Gender assignment for patients with MGD remains under debate. Glassberg 6, citing that no case has been reported of a tumor developing in a fully descended testis in a patient with either type of MGD argues for assigning of the male gender to patients who are sufficiently virilized. Rajfer et al7 prefer an elective feminine gender assignment for patients with MGD because the uterus and vagina are always present and one half of patients are markedly short and have a high incidence of inadequate external virilization. In both types of MGD, male gender assignment is considered only for the most significantly virilized patients with a completely descended testis.
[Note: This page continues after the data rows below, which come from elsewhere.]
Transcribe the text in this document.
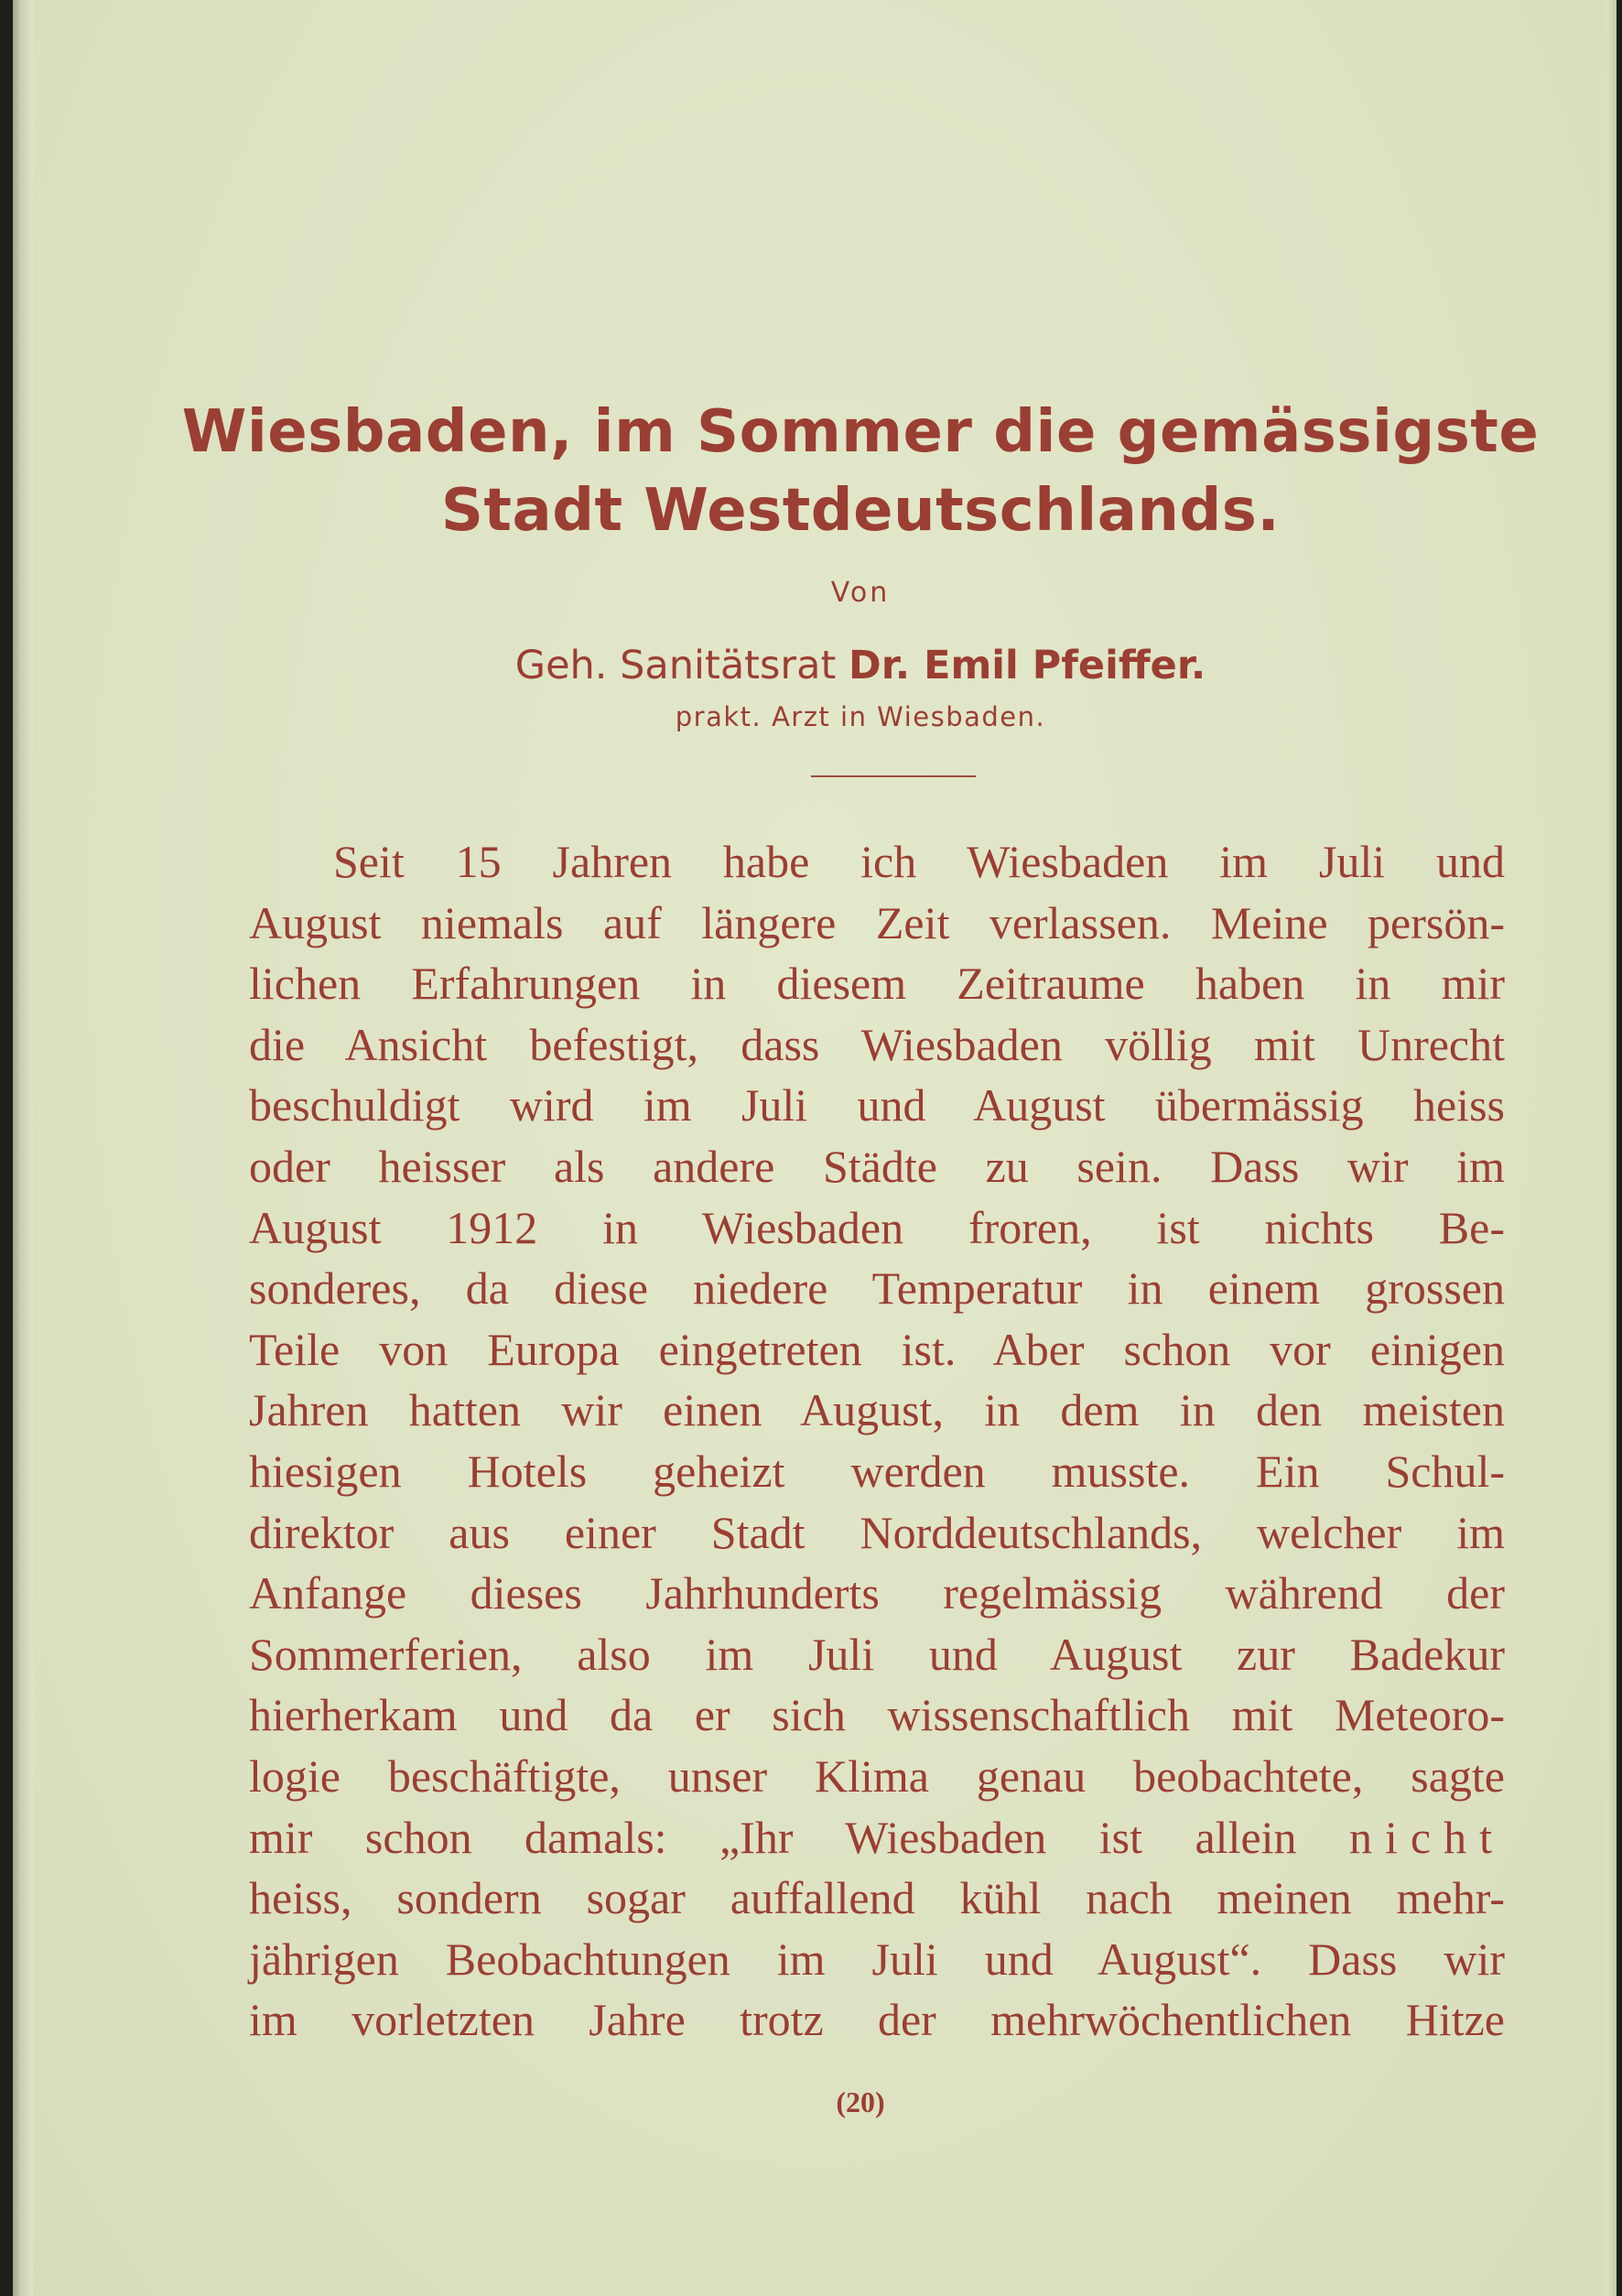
Wiesbaden, im Sommer die gemässigste
Stadt Westdeutschlands.
Von
Geh. Sanitätsrat Dr. Emil Pfeiffer.
prakt. Arzt in Wiesbaden.
Seit 15 Jahren habe ich Wiesbaden im Juli und
August niemals auf längere Zeit verlassen. Meine persön-
lichen Erfahrungen in diesem Zeitraume haben in mir
die Ansicht befestigt, dass Wiesbaden völlig mit Unrecht
beschuldigt wird im Juli und August übermässig heiss
oder heisser als andere Städte zu sein. Dass wir im
August 1912 in Wiesbaden froren, ist nichts Be-
sonderes, da diese niedere Temperatur in einem grossen
Teile von Europa eingetreten ist. Aber schon vor einigen
Jahren hatten wir einen August, in dem in den meisten
hiesigen Hotels geheizt werden musste. Ein Schul-
direktor aus einer Stadt Norddeutschlands, welcher im
Anfange dieses Jahrhunderts regelmässig während der
Sommerferien, also im Juli und August zur Badekur
hierherkam und da er sich wissenschaftlich mit Meteoro-
logie beschäftigte, unser Klima genau beobachtete, sagte
mir schon damals: „Ihr Wiesbaden ist allein nicht
heiss, sondern sogar auffallend kühl nach meinen mehr-
jährigen Beobachtungen im Juli und August“. Dass wir
im vorletzten Jahre trotz der mehrwöchentlichen Hitze
(20)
It is interesting that an individual with 46,XY karyotype is being reared as female with the help of medical and surgical treatment and is now phenotypically female. But two questions still remain to be answered. Should she get married? And can she bear a child?
The detailed prognosis has to be explained to parents regarding normal sexual life but normal reproductive outcome may not be possible.
The second case was genetically female (46XX) while parents wanted to rear her as a male. The androgens consumed by the mother during embryogenesis possibly resulted in ambiguous sex. Female pseudohermaphroditism in this case was drug induced. Virilization of a female fetus may occur if androgenic progestational agents or androgens are used during the first trimester of pregnancy. After the first trimester, these drugs cause only phallic enlargement without labioscrotal fusion. The incriminated drugs were formerly administered to avoid spontaneous miscarriages in patients who had a history of habitual abortion8. In this case the drug was given to get a male child .A sincere effort to remove the gender bias is needed in order to check such hazards.